Come disinfettanti, i QAC vengono comunemente applicati a 200 ppm sulle superfici a contatto con gli alimenti e la soluzione viene lasciata asciugare. Una volta essiccato, rimane un residuo dei composti QAC che fornisce attività germicida fino a quando non si verifica la degradazione. I QAC sono generalmente inodori, non macchianti, non corrosivi e relativamente non tossici per gli utenti. Funzionano bene in un ampio intervallo di temperature e in un ampio intervallo di pH, sebbene l'attività sia maggiore a temperature più calde e in situazioni alcaline.

Resistenza ai disinfettanti

Ogni volta che una sostanza chimica viene utilizzata per produrre mortalità microbica, esiste la possibilità di promuoverne la resistenza. Questo perché non tutti i microbi vengono uccisi. Una riduzione di 5 log (99,999%) significa ancora che su 1 milione di microbi presenti 10 sono sopravvissuti, anche se il processo ha ridotto la popolazione a quello che può essere definito un livello di sicurezza.

Il disinfettante potrebbe aver perso questi 10 organismi o questi potrebbero essere intrinsecamente immuni. Se questi 10 microbi sono effettivamente immuni, nel tempo prolifereranno e la consueta concentrazione igienizzante e/o chimica non produrrà più una mortalità accettabile.

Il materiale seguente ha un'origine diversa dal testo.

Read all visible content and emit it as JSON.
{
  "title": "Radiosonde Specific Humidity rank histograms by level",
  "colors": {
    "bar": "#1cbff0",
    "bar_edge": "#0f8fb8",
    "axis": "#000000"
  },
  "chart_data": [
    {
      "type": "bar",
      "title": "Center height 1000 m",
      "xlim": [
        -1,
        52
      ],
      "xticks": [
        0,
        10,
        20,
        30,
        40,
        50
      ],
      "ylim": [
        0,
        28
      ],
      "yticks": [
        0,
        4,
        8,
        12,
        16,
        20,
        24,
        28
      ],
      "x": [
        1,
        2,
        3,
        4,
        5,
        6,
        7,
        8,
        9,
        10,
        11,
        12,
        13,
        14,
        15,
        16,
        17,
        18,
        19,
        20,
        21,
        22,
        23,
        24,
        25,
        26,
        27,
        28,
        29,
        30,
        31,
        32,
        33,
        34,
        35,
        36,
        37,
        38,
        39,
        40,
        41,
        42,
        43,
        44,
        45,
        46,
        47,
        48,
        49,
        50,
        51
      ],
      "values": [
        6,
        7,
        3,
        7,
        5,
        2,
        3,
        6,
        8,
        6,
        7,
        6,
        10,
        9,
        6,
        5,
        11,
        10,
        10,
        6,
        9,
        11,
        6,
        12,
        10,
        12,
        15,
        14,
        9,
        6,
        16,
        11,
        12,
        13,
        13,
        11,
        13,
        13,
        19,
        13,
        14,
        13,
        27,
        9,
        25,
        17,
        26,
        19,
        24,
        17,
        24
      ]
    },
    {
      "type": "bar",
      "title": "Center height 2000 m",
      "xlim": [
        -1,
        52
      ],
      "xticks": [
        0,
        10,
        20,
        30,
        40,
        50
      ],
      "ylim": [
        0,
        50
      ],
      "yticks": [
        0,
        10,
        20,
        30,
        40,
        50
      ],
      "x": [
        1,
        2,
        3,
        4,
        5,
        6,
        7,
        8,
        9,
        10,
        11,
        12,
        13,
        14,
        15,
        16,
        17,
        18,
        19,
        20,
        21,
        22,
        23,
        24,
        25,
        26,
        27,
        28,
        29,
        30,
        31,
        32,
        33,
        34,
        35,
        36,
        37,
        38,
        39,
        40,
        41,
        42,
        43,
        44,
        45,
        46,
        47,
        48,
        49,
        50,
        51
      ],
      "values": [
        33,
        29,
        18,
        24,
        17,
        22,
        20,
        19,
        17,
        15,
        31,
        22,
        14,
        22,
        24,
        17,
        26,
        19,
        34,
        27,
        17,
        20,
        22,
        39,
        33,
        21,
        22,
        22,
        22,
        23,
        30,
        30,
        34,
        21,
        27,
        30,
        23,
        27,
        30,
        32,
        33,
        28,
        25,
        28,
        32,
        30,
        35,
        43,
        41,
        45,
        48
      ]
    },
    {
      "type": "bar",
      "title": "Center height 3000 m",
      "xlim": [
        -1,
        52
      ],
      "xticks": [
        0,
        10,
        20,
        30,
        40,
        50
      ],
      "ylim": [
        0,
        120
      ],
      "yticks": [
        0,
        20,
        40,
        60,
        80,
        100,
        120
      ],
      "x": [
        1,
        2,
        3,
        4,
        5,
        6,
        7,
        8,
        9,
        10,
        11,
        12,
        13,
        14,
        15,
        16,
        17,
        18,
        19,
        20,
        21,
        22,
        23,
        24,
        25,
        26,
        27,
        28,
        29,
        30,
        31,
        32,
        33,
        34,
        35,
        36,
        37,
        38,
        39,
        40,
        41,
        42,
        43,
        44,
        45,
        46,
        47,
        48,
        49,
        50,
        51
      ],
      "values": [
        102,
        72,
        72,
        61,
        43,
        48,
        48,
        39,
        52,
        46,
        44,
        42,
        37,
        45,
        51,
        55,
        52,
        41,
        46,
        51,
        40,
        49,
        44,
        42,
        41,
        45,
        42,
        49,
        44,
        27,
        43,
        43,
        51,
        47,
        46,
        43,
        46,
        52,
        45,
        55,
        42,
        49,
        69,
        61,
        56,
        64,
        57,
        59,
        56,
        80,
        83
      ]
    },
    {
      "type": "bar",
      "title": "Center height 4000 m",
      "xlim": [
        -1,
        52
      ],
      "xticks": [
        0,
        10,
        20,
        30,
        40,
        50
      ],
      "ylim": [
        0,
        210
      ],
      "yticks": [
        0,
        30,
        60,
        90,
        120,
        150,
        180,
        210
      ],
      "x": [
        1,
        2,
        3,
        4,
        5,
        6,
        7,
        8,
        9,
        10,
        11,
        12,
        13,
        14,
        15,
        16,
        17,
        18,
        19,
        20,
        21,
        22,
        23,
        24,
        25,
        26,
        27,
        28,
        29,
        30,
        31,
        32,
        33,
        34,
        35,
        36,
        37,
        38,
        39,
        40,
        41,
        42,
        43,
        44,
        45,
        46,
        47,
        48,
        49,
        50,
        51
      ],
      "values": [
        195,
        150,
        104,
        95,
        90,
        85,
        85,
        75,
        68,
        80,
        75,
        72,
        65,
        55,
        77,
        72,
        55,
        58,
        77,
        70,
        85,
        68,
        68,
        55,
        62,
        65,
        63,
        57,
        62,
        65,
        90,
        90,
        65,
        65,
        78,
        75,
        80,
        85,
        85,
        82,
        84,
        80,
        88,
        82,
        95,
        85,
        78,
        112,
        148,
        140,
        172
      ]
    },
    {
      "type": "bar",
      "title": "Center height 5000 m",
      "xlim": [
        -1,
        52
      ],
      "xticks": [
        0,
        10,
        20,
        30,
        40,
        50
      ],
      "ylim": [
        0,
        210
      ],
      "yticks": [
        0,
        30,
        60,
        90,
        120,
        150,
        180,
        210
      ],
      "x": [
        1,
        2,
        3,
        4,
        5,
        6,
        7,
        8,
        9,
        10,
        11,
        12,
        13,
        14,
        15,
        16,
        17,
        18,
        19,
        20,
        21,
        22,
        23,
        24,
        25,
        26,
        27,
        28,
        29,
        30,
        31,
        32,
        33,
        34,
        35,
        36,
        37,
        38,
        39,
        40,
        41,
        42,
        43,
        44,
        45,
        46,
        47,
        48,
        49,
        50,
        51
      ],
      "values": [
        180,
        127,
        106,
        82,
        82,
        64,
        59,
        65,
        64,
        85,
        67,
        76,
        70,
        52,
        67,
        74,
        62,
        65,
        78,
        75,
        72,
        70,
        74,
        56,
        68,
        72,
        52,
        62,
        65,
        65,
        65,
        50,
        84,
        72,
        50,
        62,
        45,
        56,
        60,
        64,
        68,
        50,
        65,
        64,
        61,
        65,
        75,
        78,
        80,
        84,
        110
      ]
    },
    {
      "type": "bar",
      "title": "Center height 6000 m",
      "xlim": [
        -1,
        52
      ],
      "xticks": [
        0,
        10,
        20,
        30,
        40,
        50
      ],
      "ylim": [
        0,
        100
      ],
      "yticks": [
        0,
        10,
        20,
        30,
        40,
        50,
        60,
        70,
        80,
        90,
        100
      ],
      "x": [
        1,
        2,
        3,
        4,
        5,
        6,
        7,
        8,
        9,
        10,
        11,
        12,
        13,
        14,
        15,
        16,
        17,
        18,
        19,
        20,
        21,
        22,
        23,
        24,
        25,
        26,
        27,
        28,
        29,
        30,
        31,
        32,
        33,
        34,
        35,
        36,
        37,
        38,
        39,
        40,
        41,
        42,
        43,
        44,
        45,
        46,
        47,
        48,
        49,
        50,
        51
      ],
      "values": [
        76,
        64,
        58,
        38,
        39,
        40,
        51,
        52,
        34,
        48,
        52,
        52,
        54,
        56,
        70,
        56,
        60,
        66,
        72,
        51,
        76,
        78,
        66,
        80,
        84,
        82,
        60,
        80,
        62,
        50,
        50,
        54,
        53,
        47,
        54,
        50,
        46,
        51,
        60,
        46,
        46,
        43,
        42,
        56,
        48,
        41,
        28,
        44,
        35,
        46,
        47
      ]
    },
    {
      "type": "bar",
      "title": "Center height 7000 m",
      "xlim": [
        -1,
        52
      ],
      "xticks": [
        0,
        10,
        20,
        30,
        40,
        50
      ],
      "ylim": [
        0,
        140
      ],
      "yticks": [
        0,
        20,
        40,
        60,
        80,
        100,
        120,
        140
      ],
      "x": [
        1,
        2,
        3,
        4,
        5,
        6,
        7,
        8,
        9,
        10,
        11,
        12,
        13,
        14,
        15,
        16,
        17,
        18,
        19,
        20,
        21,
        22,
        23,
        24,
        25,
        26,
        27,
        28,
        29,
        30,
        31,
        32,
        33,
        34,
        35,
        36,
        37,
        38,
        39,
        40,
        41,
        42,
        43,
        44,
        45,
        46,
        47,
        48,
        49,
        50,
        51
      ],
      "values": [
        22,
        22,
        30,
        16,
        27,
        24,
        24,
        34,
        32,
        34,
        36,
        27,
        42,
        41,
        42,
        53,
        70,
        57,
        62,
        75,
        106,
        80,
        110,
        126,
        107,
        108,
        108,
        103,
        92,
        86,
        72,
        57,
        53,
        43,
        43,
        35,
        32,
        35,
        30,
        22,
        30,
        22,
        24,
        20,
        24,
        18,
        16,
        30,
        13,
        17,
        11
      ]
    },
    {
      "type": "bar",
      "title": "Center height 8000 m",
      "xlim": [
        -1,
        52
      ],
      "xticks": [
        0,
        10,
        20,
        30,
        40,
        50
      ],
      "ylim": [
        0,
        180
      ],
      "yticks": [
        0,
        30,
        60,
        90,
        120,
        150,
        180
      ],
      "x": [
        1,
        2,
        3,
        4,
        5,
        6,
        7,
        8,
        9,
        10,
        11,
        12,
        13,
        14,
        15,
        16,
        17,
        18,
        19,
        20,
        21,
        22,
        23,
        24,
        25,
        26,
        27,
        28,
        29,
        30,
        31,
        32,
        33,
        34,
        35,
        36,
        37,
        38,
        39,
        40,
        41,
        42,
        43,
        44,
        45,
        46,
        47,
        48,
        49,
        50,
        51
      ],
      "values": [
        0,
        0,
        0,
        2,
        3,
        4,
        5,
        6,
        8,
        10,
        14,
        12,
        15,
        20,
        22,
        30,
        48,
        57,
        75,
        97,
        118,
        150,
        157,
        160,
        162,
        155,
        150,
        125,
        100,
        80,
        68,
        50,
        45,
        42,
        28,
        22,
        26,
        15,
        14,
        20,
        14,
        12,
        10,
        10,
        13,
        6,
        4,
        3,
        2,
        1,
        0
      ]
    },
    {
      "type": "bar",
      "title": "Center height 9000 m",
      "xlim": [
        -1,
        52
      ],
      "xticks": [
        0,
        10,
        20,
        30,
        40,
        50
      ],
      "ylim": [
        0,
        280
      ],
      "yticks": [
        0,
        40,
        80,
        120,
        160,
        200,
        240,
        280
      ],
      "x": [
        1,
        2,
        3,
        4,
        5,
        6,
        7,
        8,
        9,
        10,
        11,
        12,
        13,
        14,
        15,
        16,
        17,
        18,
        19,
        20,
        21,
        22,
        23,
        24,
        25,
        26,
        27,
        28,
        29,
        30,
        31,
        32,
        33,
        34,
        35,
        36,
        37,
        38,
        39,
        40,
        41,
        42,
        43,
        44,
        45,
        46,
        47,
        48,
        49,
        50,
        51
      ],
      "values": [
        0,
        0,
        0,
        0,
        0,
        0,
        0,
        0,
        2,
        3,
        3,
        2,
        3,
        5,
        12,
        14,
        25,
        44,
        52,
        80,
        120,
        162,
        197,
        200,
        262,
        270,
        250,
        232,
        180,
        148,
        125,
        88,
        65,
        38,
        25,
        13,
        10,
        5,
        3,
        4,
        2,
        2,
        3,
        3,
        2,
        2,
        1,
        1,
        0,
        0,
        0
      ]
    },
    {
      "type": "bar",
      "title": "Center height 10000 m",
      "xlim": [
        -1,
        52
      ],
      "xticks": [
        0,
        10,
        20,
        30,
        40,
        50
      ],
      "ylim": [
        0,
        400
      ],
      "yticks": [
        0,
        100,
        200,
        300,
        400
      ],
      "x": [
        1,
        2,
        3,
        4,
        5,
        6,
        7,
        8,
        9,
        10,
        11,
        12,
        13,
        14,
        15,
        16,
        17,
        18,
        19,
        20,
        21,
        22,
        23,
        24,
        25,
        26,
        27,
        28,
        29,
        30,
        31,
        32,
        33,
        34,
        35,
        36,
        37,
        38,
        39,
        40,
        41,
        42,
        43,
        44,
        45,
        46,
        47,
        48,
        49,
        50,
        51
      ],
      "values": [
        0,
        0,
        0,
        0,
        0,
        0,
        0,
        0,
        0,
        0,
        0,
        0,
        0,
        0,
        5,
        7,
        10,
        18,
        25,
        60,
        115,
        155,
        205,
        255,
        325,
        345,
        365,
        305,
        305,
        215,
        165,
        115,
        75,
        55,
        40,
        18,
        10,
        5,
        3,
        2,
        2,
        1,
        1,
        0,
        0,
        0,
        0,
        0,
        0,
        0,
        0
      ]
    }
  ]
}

A questo punto è necessario adottare misure per disinfettare le superfici in questione. Diventa quindi imperativo sapere quali organismi sono specificamente presenti in modo che possa essere applicato il disinfettante appropriato con il corretto procedimento, specificato nell’etichetta del prodotto.

Conclusioni

I prodotti chimici utilizzati per la disinfezione e/o sanificazione, come detersivi per bucato, candeggina, prodotti per lavastoviglie e altri detergenti per le superfici, aiutano a migliorare l'efficienza della pulizia, rendendo le case, gli uffici e altri ambienti più igienici e salutari. Esistono anche salviette e panni igienizzanti, ideali per pulire e disinfettare le mani o gli utensili in modo rapido e semplice.

Qualsiasi sostanza chimica, anche l'acqua o l'ossigeno, può essere tossica se in quantità eccessiva viene ingerita o assorbita nel corpo. La tossicità di una sostanza specifica dipende da una varietà di fattori, tra cui la quantità di a cui una persona è esposta, il modo e per quanto tempo.

Sebbene i prodotti per la pulizia siano sicuri ed efficaci, devono essere maneggiati in modo appropriato per proteggere la salute dei consumatori e delle loro famiglie. Gli utenti devono quindi seguire tutte le istruzioni di utilizzo sicuro descritte sull'etichetta di un prodotto, prima di utilizzarlo per la pulizia.